Cette autocritique va de pair avec l’appel à une prise de conscience mondiale de l’unicité de la création comprise comme terre habitée. Combattant précisément l’hégémonie des grandes puissances, la théologie contextuelle du Pacifique cherche à offrir un modèle d’inclusivité pour l’ensemble de la terre habitée. Le symbole auquel il est fait appel est ici celui de la natte tressée, élément domestique essentiel dans l’ensemble de la région. Écoutons à ce propos le Rév. James Bhagwam de Fidji:
«Lorsque nous considérons cette natte comme le symbole de notre maison commune, nous devons en conclure que ce filet de vie à l’intérieur duquel nous sommes est gravement endommagé. Il manque tant de brins dans nos discussions sur notre avenir commun: ce sont les voix de ceux qui sont le plus touchés par la crise écologique. Ce sont les voix des communautés indigènes dont le savoir et la sagesse contiennent tant de choses qui pourraient guérir notre planète. Ce sont les voix des gens qui voudraient eux-mêmes décider de leur avenir, qui crient pour la liberté et qui veulent faire tomber les chaînes du colonialisme et du néo-colonialisme. Ces voix ne sont pas entendues, elles sont réduites au silence encore et toujours. Voilà des brins de la natte cassés ou endommagés par la culture toxique de l’exploitation qui fait de la création une marchandise. Mais ce n’est pas ma natte, ce n’est pas non plus la natte des gens de mon pays, il s’agit de notre natte commune, de notre maison commune. (…) Dans le Pacifique, tisser une natte est une affaire commune, chacun apporte sa contribution: depuis la recherche des feuilles jusqu’à leur rassemblement, de leur préparation à leur tissage ensemble. Cela réunit tous les groupes et toutes les générations. C’est pourquoi je vous invite à tisser cette natte avec nous, elle qui nous appartient et dont nous faisons partie. Il s’agit d’ouvrir la natte ensemble et de la regarder honnêtement, de retirer le brin toxique et de repérer le brin qui manque, puis de tisser à neuf afin que tout puisse être inclus et qu’il y ait assez de place à l’intérieur pour tout et pour tous et toutes.»

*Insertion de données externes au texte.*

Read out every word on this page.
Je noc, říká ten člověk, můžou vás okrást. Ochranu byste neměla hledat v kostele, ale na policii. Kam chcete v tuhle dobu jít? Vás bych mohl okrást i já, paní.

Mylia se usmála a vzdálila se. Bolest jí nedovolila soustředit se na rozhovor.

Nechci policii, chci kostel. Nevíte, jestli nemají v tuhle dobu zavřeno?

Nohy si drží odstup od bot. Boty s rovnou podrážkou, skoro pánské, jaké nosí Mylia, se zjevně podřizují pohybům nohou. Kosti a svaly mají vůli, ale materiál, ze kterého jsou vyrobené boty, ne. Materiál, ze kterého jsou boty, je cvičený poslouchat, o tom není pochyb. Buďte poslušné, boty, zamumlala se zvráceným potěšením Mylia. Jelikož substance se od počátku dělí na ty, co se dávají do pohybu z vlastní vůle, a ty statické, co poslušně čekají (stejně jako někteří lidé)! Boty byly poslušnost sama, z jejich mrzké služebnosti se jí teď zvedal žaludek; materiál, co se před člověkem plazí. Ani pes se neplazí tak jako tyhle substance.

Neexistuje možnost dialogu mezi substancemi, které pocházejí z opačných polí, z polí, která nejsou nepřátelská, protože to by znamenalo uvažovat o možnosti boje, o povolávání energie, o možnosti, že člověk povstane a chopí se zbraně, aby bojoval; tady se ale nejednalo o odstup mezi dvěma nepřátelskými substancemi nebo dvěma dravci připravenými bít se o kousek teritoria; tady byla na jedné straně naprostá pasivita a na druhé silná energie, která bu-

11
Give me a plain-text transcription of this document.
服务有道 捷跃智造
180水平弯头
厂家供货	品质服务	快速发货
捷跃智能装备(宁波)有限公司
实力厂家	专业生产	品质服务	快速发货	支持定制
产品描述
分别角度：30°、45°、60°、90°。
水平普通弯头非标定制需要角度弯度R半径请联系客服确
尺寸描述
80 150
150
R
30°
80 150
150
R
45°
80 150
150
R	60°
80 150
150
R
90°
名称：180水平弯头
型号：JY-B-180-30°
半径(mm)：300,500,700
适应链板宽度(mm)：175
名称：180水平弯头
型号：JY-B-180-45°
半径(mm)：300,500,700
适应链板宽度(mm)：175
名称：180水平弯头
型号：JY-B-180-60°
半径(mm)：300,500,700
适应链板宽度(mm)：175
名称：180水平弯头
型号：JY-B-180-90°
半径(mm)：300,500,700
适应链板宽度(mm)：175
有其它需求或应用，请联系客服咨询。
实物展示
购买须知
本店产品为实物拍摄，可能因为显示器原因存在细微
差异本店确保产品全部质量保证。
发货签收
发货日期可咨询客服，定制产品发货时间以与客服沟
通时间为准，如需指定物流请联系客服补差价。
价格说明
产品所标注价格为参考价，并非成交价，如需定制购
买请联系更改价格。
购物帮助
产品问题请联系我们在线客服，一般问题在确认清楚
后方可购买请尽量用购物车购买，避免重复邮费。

Ainsi à travers ce symbole particulier, contextuel, de la natte tressée en communauté, se déploie une théologie, sans concession sur les questions de pouvoir, mais qui se veut ouverte à tout le monde, universelle, inclusive, fraternelle (8).
La théologie interculturelle: quel objet ?
Je m’aperçois que nous avons à peu près répondu à la question: «Pourquoi et comment se fait-il que la théologie interculturelle devienne soudainement un sujet ?». Mais nous ne l’avons pas vraiment définie, défini son ou ses objets, examiné sa portée et ses relations avec d’autres disciplines théologiques.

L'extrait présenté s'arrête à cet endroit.